A MYSTICAL saint, who lived a hermit on the banks of the River Wear two miles east of Durham, is remembered today on the 850th anniversary of his death.

St Godric was revered by the monks of Durham Cathedral’s Benedictine Order, venerated by the local peasantry, respected by the high-born and was sought out by senior clergymen and scholars from across England.

The holy man chose to live in austere self-imposed isolation in snake-infested woodland at Finchale, determined to devote himself to God.

But his determination to be left undisturbed was eventually surrendered to a reputation of stories of miracles, cures and extra-sensory perception which punctuated his 12th century life, all meticulously documented over many years by Brother Reginald, one of the cathedral’s community of monks.

When, after many years, Reginald sought blessing from Godric for the book about his life he was reluctantly given it, only after faithfully promising, “never to speak of these things here written nor show them to anyone”, until the day following the hermit’s burial.
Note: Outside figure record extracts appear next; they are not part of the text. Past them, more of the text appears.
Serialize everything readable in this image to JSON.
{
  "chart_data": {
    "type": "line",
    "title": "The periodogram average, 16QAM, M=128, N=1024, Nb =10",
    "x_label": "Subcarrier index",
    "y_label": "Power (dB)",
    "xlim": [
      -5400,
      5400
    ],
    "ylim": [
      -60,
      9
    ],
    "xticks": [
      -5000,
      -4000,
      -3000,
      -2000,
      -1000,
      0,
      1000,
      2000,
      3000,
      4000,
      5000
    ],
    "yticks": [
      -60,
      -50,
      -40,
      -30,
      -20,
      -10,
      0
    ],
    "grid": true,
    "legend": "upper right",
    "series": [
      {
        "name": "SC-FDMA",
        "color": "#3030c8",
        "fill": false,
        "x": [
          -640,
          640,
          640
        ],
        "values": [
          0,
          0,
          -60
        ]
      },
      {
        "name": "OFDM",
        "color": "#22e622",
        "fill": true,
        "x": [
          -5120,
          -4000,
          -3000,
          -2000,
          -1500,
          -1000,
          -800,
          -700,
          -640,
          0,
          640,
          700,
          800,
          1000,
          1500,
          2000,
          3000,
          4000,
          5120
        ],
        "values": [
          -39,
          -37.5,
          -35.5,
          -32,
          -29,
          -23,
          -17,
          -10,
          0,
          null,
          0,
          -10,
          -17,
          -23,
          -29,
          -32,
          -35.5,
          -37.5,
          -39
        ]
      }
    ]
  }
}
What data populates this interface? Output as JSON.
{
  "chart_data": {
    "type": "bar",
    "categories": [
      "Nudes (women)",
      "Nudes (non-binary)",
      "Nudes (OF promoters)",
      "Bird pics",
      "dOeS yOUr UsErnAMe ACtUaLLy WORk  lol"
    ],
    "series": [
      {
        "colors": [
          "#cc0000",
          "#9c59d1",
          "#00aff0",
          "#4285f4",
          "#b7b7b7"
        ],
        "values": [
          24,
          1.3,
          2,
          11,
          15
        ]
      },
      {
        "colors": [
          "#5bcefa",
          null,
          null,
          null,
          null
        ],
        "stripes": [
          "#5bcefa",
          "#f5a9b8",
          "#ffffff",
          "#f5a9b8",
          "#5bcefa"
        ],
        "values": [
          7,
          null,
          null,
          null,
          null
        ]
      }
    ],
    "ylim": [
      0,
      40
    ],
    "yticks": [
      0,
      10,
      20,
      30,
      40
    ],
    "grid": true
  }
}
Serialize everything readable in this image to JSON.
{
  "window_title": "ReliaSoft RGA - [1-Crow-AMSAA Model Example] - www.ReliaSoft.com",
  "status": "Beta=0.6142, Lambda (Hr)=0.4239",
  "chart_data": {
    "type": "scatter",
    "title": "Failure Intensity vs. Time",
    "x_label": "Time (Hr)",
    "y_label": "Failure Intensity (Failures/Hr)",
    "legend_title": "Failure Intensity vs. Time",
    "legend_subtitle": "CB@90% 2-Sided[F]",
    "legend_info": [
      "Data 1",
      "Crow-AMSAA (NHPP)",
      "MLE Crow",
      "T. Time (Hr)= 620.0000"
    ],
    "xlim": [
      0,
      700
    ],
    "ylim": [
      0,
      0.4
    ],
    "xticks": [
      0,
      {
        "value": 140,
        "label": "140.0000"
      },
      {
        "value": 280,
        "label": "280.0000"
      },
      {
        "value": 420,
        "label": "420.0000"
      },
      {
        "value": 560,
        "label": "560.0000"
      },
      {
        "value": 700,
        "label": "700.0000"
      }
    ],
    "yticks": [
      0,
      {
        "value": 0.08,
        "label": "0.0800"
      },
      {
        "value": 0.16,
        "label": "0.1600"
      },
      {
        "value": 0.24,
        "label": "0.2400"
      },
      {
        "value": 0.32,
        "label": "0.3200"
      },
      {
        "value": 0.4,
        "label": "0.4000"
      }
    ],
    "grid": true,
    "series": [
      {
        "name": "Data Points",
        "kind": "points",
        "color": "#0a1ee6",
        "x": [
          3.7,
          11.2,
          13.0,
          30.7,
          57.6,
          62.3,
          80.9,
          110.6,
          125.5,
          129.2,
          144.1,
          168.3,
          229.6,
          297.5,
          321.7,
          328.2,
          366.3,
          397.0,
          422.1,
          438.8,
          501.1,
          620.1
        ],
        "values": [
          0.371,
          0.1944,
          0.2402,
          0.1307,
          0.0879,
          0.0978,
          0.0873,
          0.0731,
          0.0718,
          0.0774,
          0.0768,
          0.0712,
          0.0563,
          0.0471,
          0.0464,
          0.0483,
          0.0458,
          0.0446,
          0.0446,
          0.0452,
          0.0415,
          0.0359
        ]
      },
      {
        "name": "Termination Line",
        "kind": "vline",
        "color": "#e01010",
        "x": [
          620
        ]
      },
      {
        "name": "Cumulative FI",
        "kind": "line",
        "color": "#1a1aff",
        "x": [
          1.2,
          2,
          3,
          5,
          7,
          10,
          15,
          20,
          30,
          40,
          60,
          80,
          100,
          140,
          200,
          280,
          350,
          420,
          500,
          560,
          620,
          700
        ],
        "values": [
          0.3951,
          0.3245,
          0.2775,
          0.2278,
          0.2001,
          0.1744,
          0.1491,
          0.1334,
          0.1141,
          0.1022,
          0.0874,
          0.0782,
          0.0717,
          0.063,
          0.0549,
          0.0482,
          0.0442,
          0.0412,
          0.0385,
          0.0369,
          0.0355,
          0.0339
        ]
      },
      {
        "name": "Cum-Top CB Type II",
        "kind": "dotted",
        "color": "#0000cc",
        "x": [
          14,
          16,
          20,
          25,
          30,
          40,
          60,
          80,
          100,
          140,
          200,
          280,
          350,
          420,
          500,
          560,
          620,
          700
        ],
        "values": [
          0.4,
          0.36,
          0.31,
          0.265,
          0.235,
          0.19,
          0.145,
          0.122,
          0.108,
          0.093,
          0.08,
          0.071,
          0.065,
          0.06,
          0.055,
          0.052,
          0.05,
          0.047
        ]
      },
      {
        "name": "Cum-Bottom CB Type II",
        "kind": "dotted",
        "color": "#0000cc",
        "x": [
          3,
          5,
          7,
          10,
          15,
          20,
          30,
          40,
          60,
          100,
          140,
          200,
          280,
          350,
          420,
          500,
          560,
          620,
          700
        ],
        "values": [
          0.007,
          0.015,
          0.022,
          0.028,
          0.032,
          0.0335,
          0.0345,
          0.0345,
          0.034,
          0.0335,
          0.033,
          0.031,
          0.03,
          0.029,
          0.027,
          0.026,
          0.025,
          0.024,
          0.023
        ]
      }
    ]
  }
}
The monk’s attention to detail in writings covering life in the Middle-Ages remarkably survived the turmoil of subsequent centuries.

He not only marked the day of Godric’s death, May 21, 1170, which also fell on a Thursday that year, but also the time of his passing, almost to the hour, and the late spring sunshine that greeted the dawn, not unlike the weather forecast for today.

When Godric died, thought to be aged 105, he was afforded the funeral rites normally reserved for Benedictine monks and his body was laid to rest in a sealed tomb beneath his chapel.

About twenty five years later Finchale Priory was founded on the site of the hermit’s grave and thrived for almost 350 years until Henry VIII’s dissolution of the monasteries in the mid-16th century.

The priory’s ethereal ruins, maintained by English Heritage, stand in silent memorial.

A Roman Catholic Church in Durham City centre, long known simply as St Godric’s, was built in 1864 and had an attached primary school, now re-sited in Newton Hall, Durham, not far from Finchale.

Reginald’s description of Godric, from height, “a few inches” over five feet, powerful build, “brilliant” grey-blue eyes, elongated thin face and shaggy eyebrows, was the basis for a specialist police artist to pen a striking image in the early 1990s, now believed to rest in a Vatican archive.

The work of Detective Constable Bruce Burn, then a member of Durham Police’s major crime team, followed a request for help from Father Francis Rice, who spent his retirement researching the monk’s Latin tome.

It has pride of place at the front of his book, The Hermit of Finchale, published in 1994 by Pentland Press.

Father Rice, St Godric’s parish priest for 25 years before retirement, died in the mid-1990s.